What Is GA4? An Introduction For Law Firms

You’ll more than likely be familiar with analytics in some capacity. They make up a core part of any campaign, showcasing where your results are, what they are, and where improvements can be made. Fundamentally, analytics are there to help drive your campaigns to be better, faster, smarter, and more focused. Google, like in so many other areas, has got the analytics arena completely sussed with their free web tool, Google Analytics. So what is GA4, and what specifically are the major differences to its predecessor. 

Analytics started out as a very rudimentary way to view your site’s traffic data. Before Google’s first analytics version, viewing data was pretty problematic unless you were happy to get a computer science degree and trawl thousands of lines of log file data and code. Google wanted to bring analytics to more and more businesses, by taking this hidden data, and making it understandable to the everyday user. With each new version of analytics, of which there have been four major updates (including GA4), we have seen huge leaps in the way we view, share, engage, and assess our data.

Analytics

So onto GA4 then. What are the major change points with GA4 when compared to the previous version, Universal Analytics (sometimes known as GA3). And more importantly, how exactly can they benefit your law firm? 

What Is Different About GA4?

GA4 crucially uses a very different way of structuring the data it collects. The goal with GA4 is to help unify the way the customer journey works, and create a more thorough understanding of how a user interacts with your site. Previous versions of analytics used sessions to track users on your site. You can think of a session as a closed off container. Every action a user takes on your site within their one visit is collated into one folder, which is stored separate from the next session, or from any other users sessions. Leaving and returning would count as a 2nd session. 

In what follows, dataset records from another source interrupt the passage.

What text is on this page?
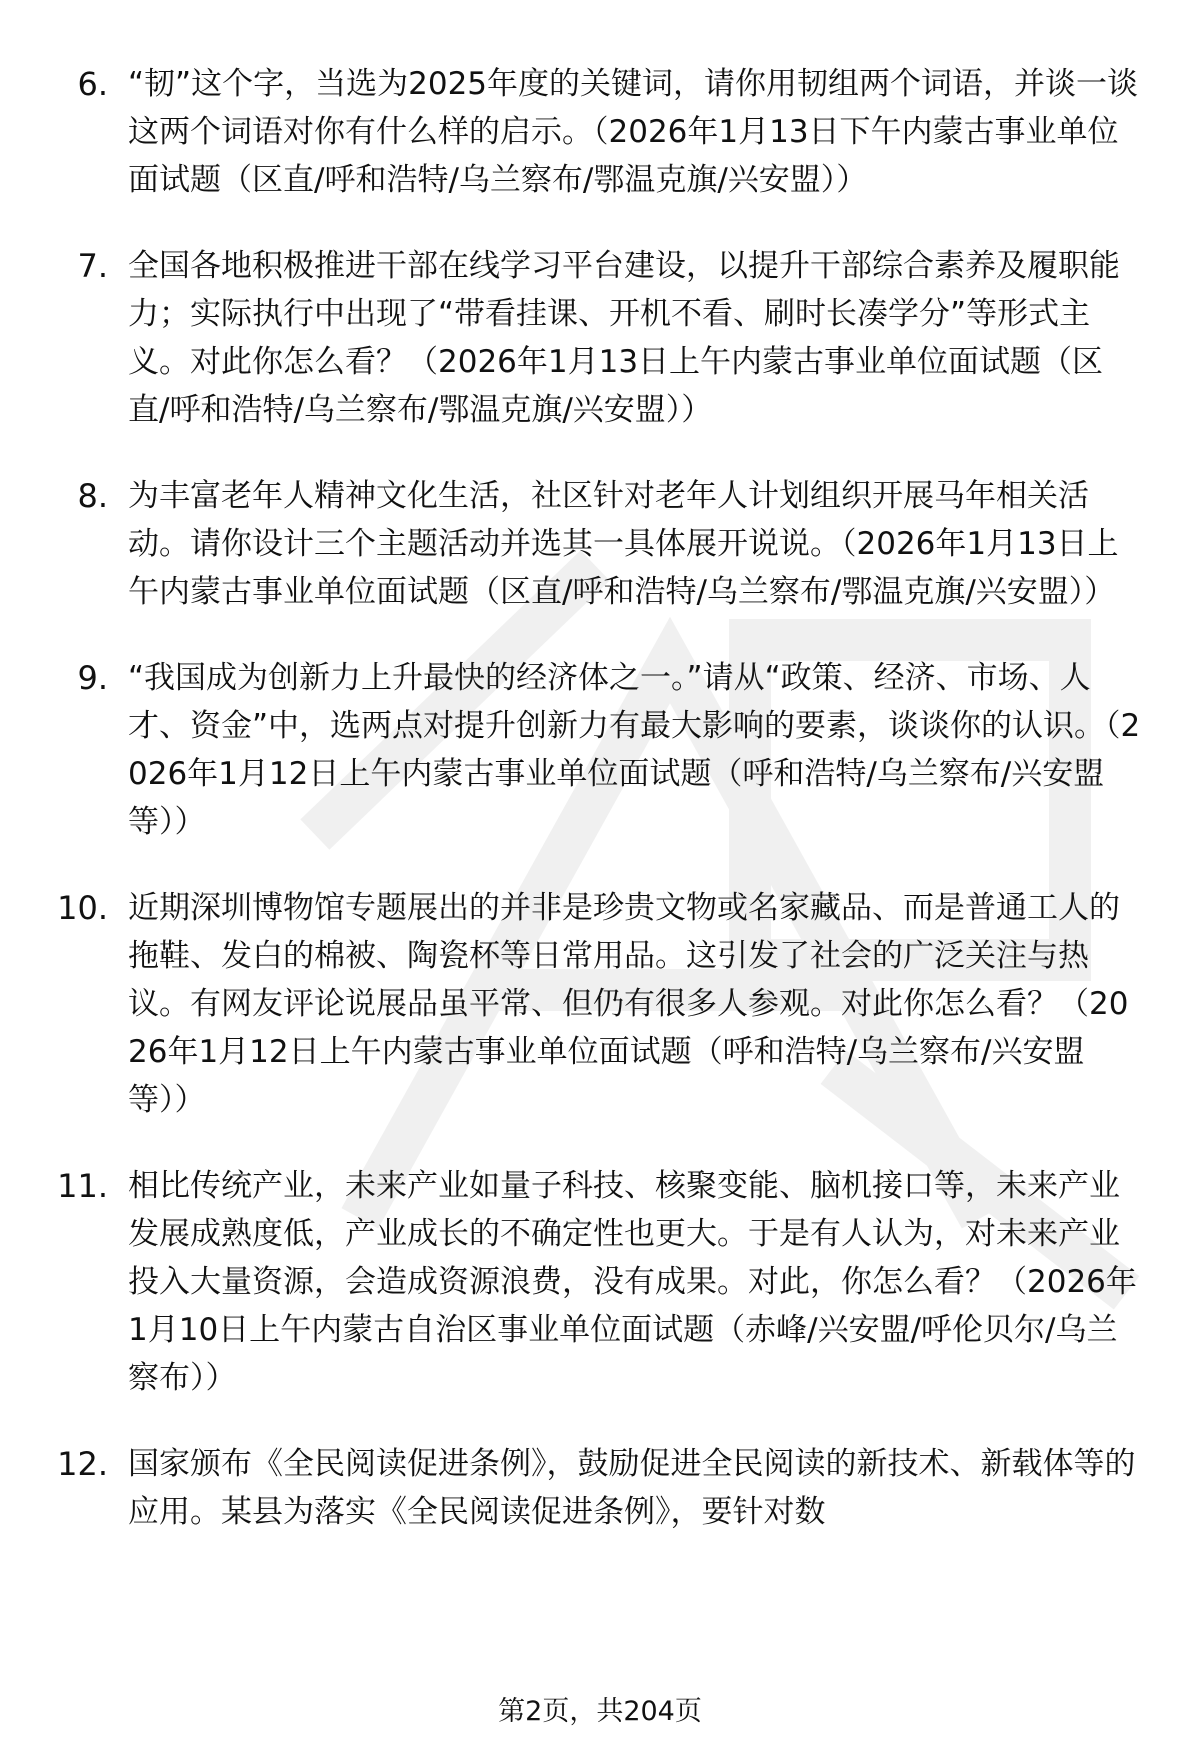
6. “韧”这个字，当选为2025年度的关键词，请你用韧组两个词语，并谈一谈这两个词语对你有什么样的启示。（2026年1月13日下午内蒙古事业单位面试题（区直/呼和浩特/乌兰察布/鄂温克旗/兴安盟））
7. 全国各地积极推进干部在线学习平台建设，以提升干部综合素养及履职能力；实际执行中出现了“带看挂课、开机不看、刷时长凑学分”等形式主义。对此你怎么看？（2026年1月13日上午内蒙古事业单位面试题（区直/呼和浩特/乌兰察布/鄂温克旗/兴安盟））
8. 为丰富老年人精神文化生活，社区针对老年人计划组织开展马年相关活动。请你设计三个主题活动并选其一具体展开说说。（2026年1月13日上午内蒙古事业单位面试题（区直/呼和浩特/乌兰察布/鄂温克旗/兴安盟））
9. “我国成为创新力上升最快的经济体之一。”请从“政策、经济、市场、人才、资金”中，选两点对提升创新力有最大影响的要素，谈谈你的认识。（2026年1月12日上午内蒙古事业单位面试题（呼和浩特/乌兰察布/兴安盟等））
10. 近期深圳博物馆专题展出的并非是珍贵文物或名家藏品、而是普通工人的拖鞋、发白的棉被、陶瓷杯等日常用品。这引发了社会的广泛关注与热议。有网友评论说展品虽平常、但仍有很多人参观。对此你怎么看？（2026年1月12日上午内蒙古事业单位面试题（呼和浩特/乌兰察布/兴安盟等））
11. 相比传统产业，未来产业如量子科技、核聚变能、脑机接口等，未来产业发展成熟度低，产业成长的不确定性也更大。于是有人认为，对未来产业投入大量资源，会造成资源浪费，没有成果。对此，你怎么看？（2026年1月10日上午内蒙古自治区事业单位面试题（赤峰/兴安盟/呼伦贝尔/乌兰察布））
12. 国家颁布《全民阅读促进条例》，鼓励促进全民阅读的新技术、新载体等的应用。某县为落实《全民阅读促进条例》，要针对数
第2页，共204页
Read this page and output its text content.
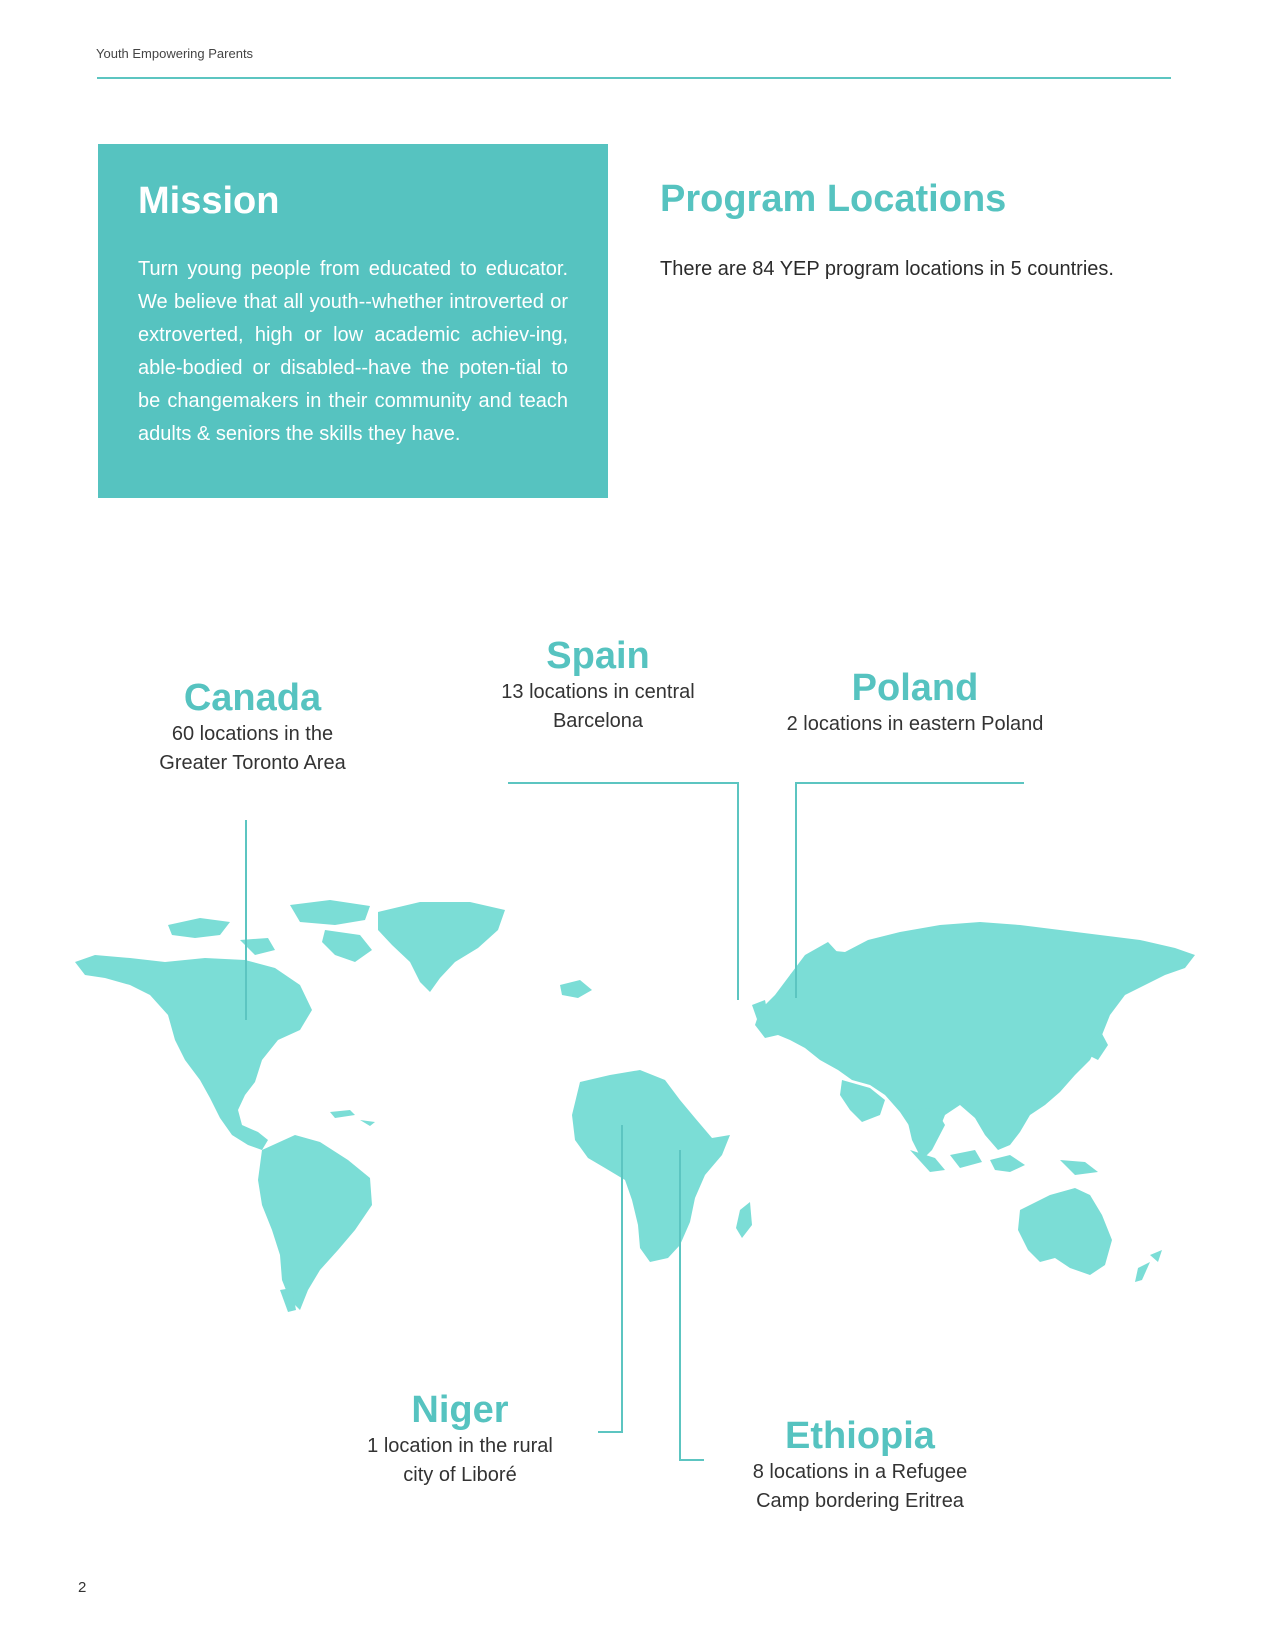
Youth Empowering Parents
Mission
Turn young people from educated to educator. We believe that all youth--whether introverted or extroverted, high or low academic achiev-ing, able-bodied or disabled--have the poten-tial to be changemakers in their community and teach adults & seniors the skills they have.
Program Locations
There are 84 YEP program locations in 5 countries.
Canada
60 locations in the
Greater Toronto Area
Spain
13 locations in central
Barcelona
Poland
2 locations in eastern Poland
Niger
1 location in the rural
city of Liboré
Ethiopia
8 locations in a Refugee
Camp bordering Eritrea
2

On the contrast, GA4 treats every single action on your website individually. Nothing is boxed into overall sessions, and instead every action is treated as its own event. If you view a page, download a pdf, click a link, fill out a contact box, etc. The major difference here is you can get far more insight into the events and parameters that matter to you, whilst from a marketing perspective, there is far more scope for cross-platform analysis, and predicting user behaviour. The 2nd major difference is the volume of metrics that you can track. 

Data Integration & Comparison

Of course there’s not only changes that come with a new version of analytics though. There’s new additions too. So what exactly are these new changes and additions, and how can they benefit your law firm?

Smarter Engagement Data

It’s hugely important to understand how users engage with your site. Whilst previously, engagement data might have been centred around bounce rates and session time, you now have many more metrics to take advantage of, like site search, scroll time, downloads, and video consumption. There’s a far greater understanding of how users interact with your content, and it can drive much smarter development of content in future. 

New Cross Tracking

Google analytics can now track users across several different websites and apps of yours, which provides a far greater understanding of a users journey. Not only that, but device tracking is now far more accurate, with users being grouped into the same journey if they use several devices, when previously it would’ve counted as multiple. GA4 has the ability to track via 1st party cookies, which tracks within your site/sites across multiple devices. When cookies are not used, GA4 uses machine learning tracking to fill in the gaps. There is also the ability to track via Google signals, which is those with a Google account or ad personalisation enabled. Finally, GA4 enables tracking via User ID, which is when individuals are logged into your website across devices/browsers etc.

GA4 Data

Smart Data Integration

Not only that, but GA4 has much smarter importation and integration of external data. 3rd-party data is a huge booming industry, and GA4 has a much smoother integration of their own Google data with other 3rd-party data to get a clearer picture of user journeys. Take for example 3rd-party data from areas like geography, demography, products, users, campaigns, or even commerce. They are all hugely beneficial to one another when integrated. 

GA4 also integrates data from BigQuery with its smart machine learning algorithms, which is relevant if you have lots and lots of data. BigQuery is a data warehouse that can process SQL data at super speeds, and is a very powerful feature for free. As mentioned though, it’s generally more beneficial for businesses with lots and lots of data.

Predictive Metrics

This is a hugely progressive leap from previous analytics versions. Predictive data is simply what it says on the tin. Google uses AI to better predict purchase probability, churn probability, and revenue probability. 

  • Purchase probability is the likelihood of a user from within the last 28-days making a purchase within the next 7 days.
  • Churn probability is the likelihood of a user from the last 28-days not returning to your site within the next 7 days. 
  • Revenue probability is the rough projected revenue for the next 28-days based on the current users of the last 28-days. 

Predictive Data

The benefit of this predictive data allows you to make calculated decisions at the right time, or to create targeted campaigns to the right audience.

Enhanced Segment Building

GA4 allows you to create much more customised segments. There is more focus on actions that users take individually, instead of collectively. You can track a specific event which you couldn’t previously, like if a user downloads a certain PDF. You can also add the concept of time into your segments, and track how long users take between 2 different events in your sales funnel.